I want to find the marginal mass function of $\ x $ given
$$\ f_{x,y} (x,y) = \begin{cases} \frac{1}{x} & 0< y<x < 1 \\ \\0 & else \end{cases} $$
if I draw the area of the function
I was thinking I could just integrate $\ y $ to find the pmf of $\ x $. so $\ \int_0^x \frac{1}{x} \ \ dy = 1 $ but it seems wrong to me.

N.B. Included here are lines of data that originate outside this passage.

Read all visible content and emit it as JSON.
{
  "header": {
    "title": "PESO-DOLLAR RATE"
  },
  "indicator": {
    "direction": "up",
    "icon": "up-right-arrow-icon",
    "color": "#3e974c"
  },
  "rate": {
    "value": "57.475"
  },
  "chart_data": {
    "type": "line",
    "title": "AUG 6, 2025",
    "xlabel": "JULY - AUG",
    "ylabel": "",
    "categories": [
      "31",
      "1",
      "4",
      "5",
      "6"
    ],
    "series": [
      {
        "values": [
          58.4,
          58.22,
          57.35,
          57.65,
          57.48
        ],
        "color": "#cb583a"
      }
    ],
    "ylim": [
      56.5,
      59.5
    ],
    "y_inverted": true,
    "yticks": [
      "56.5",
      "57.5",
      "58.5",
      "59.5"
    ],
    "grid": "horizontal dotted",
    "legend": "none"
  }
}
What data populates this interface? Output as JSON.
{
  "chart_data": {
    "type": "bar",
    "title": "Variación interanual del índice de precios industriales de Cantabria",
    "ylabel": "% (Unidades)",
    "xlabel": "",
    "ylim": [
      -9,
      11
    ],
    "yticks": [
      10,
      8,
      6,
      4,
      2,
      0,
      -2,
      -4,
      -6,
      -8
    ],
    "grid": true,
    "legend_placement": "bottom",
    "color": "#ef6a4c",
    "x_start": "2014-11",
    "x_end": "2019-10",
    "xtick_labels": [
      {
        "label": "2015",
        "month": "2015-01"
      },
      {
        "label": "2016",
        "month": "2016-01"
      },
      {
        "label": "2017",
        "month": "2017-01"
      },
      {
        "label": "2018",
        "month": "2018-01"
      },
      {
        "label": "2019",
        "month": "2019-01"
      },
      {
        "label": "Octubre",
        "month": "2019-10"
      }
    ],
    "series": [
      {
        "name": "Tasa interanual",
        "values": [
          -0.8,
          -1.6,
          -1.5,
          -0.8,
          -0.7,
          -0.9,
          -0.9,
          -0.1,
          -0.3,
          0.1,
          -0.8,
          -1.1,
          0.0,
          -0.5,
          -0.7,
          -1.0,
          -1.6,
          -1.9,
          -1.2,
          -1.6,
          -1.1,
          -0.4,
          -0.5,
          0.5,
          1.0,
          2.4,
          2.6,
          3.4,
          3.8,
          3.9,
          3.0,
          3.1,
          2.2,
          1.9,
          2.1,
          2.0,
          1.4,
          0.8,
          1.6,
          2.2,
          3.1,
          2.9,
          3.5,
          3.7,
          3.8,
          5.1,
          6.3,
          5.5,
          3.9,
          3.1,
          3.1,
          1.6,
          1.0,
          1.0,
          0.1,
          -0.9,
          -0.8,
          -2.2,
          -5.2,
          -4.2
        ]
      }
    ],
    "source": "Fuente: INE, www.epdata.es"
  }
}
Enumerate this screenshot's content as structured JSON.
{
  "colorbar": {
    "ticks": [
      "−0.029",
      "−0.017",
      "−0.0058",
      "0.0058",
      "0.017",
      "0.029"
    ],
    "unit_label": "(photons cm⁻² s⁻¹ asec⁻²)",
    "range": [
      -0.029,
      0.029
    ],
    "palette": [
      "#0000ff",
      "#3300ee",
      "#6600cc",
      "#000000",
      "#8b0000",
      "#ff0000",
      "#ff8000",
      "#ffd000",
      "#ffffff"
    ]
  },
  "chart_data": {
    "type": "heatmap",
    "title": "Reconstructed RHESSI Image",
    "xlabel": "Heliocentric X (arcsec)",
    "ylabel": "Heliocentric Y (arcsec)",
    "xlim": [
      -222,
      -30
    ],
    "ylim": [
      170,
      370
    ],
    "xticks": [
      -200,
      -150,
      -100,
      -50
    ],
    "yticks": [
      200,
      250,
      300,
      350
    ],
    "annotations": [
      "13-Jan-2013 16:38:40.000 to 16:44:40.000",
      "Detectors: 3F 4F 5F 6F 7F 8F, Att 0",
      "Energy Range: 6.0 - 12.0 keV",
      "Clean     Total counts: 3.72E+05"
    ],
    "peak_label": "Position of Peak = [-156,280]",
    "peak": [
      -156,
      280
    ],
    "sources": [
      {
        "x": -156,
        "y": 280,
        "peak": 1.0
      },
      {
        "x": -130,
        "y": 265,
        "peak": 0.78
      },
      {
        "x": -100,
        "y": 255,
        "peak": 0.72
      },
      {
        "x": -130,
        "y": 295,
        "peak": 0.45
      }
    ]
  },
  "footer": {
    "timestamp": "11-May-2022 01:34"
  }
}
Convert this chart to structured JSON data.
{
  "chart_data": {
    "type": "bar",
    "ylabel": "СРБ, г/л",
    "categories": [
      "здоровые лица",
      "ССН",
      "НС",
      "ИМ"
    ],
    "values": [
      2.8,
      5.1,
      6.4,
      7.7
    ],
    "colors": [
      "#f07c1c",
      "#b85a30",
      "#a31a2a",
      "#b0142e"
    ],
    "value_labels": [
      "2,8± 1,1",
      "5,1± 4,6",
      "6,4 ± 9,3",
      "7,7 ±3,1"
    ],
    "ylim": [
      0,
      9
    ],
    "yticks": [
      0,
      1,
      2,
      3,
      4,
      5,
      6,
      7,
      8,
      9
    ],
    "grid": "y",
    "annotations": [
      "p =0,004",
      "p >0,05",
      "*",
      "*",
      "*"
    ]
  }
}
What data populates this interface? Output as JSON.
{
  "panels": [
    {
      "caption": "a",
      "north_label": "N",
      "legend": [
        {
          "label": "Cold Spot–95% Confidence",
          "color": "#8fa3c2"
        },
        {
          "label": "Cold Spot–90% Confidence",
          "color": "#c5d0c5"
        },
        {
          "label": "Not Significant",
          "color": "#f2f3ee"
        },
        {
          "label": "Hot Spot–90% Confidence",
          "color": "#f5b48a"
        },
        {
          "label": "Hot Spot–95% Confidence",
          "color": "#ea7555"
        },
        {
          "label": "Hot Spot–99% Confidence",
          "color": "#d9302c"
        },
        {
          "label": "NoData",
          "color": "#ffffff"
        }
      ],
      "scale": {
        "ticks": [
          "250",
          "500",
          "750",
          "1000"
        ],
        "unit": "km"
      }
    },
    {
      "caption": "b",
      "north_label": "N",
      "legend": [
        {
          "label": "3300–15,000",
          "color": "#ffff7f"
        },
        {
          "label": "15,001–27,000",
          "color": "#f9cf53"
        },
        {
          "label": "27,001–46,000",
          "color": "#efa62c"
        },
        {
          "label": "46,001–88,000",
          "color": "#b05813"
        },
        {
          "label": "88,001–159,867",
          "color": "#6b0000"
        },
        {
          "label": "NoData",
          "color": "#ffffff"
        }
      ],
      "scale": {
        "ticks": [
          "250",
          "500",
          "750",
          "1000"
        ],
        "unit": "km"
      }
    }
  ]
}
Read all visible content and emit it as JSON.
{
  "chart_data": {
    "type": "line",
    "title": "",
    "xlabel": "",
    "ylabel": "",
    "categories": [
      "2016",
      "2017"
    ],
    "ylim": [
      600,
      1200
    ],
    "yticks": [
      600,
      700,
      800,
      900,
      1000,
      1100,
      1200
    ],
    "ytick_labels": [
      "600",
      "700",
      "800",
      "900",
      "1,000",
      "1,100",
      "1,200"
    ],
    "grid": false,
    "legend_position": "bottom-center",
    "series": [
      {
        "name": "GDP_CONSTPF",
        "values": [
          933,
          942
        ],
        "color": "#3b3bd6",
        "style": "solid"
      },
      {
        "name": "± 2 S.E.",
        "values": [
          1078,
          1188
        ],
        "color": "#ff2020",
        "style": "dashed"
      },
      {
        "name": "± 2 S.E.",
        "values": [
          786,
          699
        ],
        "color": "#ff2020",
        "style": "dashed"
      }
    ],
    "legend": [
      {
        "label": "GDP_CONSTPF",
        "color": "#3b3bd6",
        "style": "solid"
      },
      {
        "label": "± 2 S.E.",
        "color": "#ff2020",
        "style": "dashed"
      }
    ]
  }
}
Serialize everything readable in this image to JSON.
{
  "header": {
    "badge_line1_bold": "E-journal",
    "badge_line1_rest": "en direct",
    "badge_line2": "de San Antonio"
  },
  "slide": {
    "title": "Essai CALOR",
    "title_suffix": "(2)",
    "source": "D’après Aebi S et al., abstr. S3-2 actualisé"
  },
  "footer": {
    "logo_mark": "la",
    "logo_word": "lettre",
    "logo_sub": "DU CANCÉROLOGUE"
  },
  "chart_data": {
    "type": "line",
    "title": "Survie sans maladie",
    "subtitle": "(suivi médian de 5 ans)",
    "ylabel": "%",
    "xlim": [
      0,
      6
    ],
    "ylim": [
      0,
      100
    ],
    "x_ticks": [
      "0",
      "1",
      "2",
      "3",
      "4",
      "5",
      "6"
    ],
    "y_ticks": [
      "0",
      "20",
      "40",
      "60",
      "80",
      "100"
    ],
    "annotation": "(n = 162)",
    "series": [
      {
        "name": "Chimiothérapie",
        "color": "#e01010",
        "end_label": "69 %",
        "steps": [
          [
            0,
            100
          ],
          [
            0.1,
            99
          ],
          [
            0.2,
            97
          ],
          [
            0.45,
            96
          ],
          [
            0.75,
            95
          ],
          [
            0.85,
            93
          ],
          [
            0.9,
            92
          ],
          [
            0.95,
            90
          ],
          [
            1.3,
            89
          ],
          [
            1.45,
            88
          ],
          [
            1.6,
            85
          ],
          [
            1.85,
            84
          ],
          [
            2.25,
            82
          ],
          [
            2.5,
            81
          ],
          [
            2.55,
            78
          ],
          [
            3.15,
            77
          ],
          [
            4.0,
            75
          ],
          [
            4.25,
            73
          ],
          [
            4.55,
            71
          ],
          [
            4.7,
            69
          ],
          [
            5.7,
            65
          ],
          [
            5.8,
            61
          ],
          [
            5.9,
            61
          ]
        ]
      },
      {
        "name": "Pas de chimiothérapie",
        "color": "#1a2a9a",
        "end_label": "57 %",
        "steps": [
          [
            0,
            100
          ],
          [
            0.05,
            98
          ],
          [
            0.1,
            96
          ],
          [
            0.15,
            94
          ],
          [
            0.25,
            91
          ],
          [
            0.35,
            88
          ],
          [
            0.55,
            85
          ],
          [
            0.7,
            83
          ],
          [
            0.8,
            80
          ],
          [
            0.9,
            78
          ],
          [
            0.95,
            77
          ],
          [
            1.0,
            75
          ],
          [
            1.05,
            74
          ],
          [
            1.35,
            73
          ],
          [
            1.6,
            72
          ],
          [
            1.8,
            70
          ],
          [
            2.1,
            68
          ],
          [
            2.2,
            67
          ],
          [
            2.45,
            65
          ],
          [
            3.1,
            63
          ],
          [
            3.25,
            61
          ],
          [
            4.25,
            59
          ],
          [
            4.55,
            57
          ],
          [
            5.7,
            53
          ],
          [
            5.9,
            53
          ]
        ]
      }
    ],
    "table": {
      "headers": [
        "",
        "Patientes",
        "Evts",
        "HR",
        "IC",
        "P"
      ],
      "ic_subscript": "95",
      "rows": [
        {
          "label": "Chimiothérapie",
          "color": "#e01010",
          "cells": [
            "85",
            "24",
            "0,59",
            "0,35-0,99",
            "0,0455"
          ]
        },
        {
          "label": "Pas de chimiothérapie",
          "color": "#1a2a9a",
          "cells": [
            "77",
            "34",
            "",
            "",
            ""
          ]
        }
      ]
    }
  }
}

The value of $\ f_{x,y} $ is very high when both $\ x,y $ close to $\ 0 $ (approaching $\ \infty $ ) so when I cancel y over $\ x$, the $\ f_x $ function should have very high values when $\ x $ also closer to infinity and approach to $\ 1 $ as $\ x $ approach $\ 1 $
Note that you know the joint density function $$f_{x,y}(x,y)=\frac{1}{x}\mathbf{1}_{\{0<y<x<1\}}=\left\{\begin{aligned}\frac{1}{x}, \quad 0<y<x<1\\ 0, \quad \text{otherwise} \end{aligned} \right.$$ Now, we need to calcule the marginal function of $x$,by definition we have $$\color{blue}{f_{X}(x)=\int_{-\infty}^{\infty}f_{X,Y}(x,y)dy}$$ since that $S_{X,Y}=\{(x,y): 0<y<x<1\}$, where $S_{X,Y}$ denote the support of $(X,Y)$. So, we have $$f_{X}(x)=\int_{-\infty}^{\infty}f_{X,Y}(x,y)dy=\int_{0}^{x}\frac{1}{x}dy=\left.\frac{1}{x}y\right|_{0}^{x}=\frac{x}{x}=1$$ So, we can conclude that $$\boxed{f_{X}(x)=\int_{-\infty}^{\infty}f_{X,Y}(x,y)dy=1\cdot \mathbf{1}_{\{0<x<1\}}}$$